X-Original-To: nanog@nanog.org
To: nanog@nanog.org
From: Jean-Francois Mezei <jfmezei_nanog@vaxination.ca>
Date: Tue, 14 Feb 2017 13:10:59 -0500
In-Reply-To: <3DA078BE-34CF-4E67-A72F-B5FEE33C557A@puck.nether.net>
Errors-To: nanog-bounces@nanog.org

On 2017-02-14 08:27, Jared Mauch wrote:
> So risk avoidance on the part of the 100k other sites hosted by CF is now a conspiracy? 


Cogent is a backbone network that is international in scope.  When China
tells a network to block the BBC that block happens only in China.

If the USA wants to be like China and start blocking web sites it
doesn't like, then it should only affect traffic in the USA.

Google is a content company. Removing a company from its search results
is a content issue, not a telecom issue.

Cogent blocking an IP is a telecom issue and at least in canada should
this be brought up at CRTC, would raise a Section 36 violation.

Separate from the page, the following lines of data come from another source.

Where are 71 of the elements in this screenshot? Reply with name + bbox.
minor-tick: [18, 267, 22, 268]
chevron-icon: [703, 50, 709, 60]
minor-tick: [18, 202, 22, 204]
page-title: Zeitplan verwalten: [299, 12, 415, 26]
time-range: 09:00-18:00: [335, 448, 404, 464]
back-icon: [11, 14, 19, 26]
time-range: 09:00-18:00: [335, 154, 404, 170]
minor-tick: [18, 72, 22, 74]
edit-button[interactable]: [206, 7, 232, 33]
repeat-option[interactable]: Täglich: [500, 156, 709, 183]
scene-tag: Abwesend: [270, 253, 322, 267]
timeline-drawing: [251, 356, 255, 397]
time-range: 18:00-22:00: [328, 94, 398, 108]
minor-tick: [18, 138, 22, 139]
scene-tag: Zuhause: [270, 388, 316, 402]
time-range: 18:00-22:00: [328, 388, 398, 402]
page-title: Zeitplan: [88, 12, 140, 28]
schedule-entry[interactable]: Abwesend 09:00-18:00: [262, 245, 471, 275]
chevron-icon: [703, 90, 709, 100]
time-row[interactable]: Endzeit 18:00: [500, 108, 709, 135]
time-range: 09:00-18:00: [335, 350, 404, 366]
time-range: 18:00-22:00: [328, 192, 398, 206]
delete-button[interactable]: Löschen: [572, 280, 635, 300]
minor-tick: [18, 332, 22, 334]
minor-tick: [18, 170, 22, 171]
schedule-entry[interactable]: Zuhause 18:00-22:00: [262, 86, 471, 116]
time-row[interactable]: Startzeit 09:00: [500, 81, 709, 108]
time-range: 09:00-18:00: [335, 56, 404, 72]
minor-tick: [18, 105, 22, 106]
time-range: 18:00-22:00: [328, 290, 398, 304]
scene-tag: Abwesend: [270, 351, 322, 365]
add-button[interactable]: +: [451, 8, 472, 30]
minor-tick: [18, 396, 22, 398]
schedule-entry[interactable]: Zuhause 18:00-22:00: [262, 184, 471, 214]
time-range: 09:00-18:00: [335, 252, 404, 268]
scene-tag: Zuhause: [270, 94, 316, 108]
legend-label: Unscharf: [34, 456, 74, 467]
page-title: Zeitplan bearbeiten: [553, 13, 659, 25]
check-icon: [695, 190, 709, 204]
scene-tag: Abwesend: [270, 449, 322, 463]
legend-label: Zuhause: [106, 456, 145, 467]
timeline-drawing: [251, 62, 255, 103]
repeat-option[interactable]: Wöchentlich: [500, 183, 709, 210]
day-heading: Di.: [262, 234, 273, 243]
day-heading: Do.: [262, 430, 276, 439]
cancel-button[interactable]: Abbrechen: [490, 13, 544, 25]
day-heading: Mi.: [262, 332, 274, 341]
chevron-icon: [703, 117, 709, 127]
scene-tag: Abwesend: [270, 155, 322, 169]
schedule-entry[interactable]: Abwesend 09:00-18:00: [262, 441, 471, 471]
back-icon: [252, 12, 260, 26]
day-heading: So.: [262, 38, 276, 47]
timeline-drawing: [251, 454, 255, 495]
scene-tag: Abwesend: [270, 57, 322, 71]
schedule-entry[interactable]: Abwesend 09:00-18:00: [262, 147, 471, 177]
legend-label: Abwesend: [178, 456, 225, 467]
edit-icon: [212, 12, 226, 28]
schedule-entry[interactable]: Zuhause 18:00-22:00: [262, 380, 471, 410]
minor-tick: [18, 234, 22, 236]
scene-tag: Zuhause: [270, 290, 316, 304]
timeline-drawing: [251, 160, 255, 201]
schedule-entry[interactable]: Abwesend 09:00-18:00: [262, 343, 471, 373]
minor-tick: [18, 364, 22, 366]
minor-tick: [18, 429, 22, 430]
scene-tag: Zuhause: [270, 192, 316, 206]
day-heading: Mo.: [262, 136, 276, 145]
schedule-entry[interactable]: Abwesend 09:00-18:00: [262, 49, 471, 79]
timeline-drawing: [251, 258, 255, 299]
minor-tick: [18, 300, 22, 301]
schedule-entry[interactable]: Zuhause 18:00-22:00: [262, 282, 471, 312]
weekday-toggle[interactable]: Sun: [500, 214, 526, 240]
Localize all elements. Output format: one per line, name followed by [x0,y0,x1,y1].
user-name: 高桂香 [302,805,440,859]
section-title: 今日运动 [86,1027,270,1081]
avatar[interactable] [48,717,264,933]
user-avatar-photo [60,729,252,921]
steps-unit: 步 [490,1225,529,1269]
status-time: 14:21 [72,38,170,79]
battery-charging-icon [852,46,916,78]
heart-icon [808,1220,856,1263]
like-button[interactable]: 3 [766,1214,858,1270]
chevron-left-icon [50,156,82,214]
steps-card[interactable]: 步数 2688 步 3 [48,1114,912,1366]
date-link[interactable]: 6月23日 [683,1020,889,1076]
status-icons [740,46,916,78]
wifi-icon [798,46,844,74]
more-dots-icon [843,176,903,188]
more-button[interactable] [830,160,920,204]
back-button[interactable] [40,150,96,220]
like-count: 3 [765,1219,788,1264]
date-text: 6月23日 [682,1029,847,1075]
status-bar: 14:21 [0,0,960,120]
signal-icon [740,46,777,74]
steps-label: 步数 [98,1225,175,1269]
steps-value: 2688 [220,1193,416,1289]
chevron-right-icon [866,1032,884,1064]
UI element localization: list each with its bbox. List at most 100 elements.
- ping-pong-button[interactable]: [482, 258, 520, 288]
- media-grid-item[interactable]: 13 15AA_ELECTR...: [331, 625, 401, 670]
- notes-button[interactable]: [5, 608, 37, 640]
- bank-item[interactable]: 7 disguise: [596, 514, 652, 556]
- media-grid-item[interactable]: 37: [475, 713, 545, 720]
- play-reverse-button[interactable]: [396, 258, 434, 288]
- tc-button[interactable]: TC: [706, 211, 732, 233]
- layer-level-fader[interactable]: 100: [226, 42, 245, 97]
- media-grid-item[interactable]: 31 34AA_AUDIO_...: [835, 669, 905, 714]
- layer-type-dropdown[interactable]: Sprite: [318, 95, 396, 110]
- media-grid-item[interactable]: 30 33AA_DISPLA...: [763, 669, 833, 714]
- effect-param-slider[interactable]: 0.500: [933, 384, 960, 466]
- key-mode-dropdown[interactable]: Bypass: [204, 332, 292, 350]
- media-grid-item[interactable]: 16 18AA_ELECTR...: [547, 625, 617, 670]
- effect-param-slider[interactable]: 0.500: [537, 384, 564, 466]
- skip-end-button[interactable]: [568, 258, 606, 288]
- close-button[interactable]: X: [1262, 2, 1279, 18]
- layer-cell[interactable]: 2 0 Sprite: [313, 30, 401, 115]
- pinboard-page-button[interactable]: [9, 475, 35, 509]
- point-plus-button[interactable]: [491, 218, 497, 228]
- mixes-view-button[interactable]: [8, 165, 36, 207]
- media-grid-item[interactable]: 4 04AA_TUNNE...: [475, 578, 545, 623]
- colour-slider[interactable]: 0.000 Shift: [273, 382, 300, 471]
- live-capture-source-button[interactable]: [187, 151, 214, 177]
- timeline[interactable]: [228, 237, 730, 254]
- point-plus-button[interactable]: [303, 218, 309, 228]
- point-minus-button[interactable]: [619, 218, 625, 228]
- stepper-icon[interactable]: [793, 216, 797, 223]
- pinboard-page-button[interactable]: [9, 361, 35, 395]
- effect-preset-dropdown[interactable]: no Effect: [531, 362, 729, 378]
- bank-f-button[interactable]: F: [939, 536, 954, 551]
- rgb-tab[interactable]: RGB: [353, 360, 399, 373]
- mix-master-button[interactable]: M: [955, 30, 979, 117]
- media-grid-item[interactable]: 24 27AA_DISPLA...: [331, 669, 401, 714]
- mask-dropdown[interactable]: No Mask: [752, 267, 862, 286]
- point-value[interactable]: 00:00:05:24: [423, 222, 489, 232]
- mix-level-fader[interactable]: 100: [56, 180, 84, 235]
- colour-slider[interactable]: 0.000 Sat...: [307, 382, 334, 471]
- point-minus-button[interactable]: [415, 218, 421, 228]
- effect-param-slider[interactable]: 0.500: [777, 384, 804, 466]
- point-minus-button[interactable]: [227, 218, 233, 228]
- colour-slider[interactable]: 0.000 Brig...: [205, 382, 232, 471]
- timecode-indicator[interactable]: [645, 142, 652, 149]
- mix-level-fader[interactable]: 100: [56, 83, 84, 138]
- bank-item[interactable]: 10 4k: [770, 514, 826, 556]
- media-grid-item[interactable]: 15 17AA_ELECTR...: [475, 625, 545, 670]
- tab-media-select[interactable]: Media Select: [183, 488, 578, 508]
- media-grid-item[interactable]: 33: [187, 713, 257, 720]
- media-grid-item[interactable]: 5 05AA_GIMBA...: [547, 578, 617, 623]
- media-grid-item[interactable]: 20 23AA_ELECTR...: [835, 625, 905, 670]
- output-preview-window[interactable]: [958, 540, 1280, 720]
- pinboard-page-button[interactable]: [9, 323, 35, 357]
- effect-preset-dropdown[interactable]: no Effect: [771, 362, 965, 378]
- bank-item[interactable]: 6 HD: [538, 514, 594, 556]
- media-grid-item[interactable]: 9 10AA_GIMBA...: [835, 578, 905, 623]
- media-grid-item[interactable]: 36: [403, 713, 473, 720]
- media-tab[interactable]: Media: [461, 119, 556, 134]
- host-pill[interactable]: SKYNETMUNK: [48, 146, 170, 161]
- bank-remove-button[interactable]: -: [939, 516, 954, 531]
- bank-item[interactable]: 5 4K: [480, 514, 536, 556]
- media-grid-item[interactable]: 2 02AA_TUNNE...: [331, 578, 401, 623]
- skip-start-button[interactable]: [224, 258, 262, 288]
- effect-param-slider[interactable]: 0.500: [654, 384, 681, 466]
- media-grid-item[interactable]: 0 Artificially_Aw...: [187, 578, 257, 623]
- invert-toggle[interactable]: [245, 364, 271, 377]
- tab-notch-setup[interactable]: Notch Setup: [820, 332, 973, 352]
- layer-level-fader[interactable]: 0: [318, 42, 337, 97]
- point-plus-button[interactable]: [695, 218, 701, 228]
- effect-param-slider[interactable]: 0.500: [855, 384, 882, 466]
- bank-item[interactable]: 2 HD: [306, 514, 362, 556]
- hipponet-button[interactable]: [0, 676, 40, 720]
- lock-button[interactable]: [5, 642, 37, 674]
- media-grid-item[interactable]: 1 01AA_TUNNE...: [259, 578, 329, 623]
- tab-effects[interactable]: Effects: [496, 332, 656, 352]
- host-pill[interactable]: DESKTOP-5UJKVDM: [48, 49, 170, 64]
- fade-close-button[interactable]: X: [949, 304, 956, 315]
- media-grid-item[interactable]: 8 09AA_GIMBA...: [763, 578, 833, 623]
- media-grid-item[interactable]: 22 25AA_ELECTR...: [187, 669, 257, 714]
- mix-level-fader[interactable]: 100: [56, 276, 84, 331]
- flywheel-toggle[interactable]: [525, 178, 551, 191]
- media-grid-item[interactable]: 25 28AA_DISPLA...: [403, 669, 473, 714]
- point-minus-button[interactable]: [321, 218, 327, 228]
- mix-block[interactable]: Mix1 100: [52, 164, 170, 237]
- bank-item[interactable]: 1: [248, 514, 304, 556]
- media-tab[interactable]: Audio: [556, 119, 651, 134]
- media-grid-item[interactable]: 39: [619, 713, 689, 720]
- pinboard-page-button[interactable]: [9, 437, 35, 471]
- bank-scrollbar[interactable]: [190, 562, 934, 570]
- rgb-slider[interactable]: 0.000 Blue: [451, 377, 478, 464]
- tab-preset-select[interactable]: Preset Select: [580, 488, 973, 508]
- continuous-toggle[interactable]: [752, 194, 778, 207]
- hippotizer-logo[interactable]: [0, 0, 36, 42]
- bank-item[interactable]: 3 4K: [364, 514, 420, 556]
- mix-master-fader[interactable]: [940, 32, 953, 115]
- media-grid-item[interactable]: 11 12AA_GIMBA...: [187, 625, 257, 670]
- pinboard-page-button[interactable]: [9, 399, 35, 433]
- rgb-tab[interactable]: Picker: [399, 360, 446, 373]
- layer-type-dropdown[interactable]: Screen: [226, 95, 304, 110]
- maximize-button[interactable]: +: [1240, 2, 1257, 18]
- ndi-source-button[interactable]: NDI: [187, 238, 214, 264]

And if transit providers start to block content, especially if they do
not warn their ISP customers (so thei can warn their retail customers),
then this is really not correct.


In Canada, the supreme court has ruled, from different slants all
reaching tghe conclusion that a neutral carrier is not responsible for
the content that travels through its pipes. The second that carrier
starts to exert control over content, it loses that immunity.

Cogent blocking content affects traffic outside of the USA.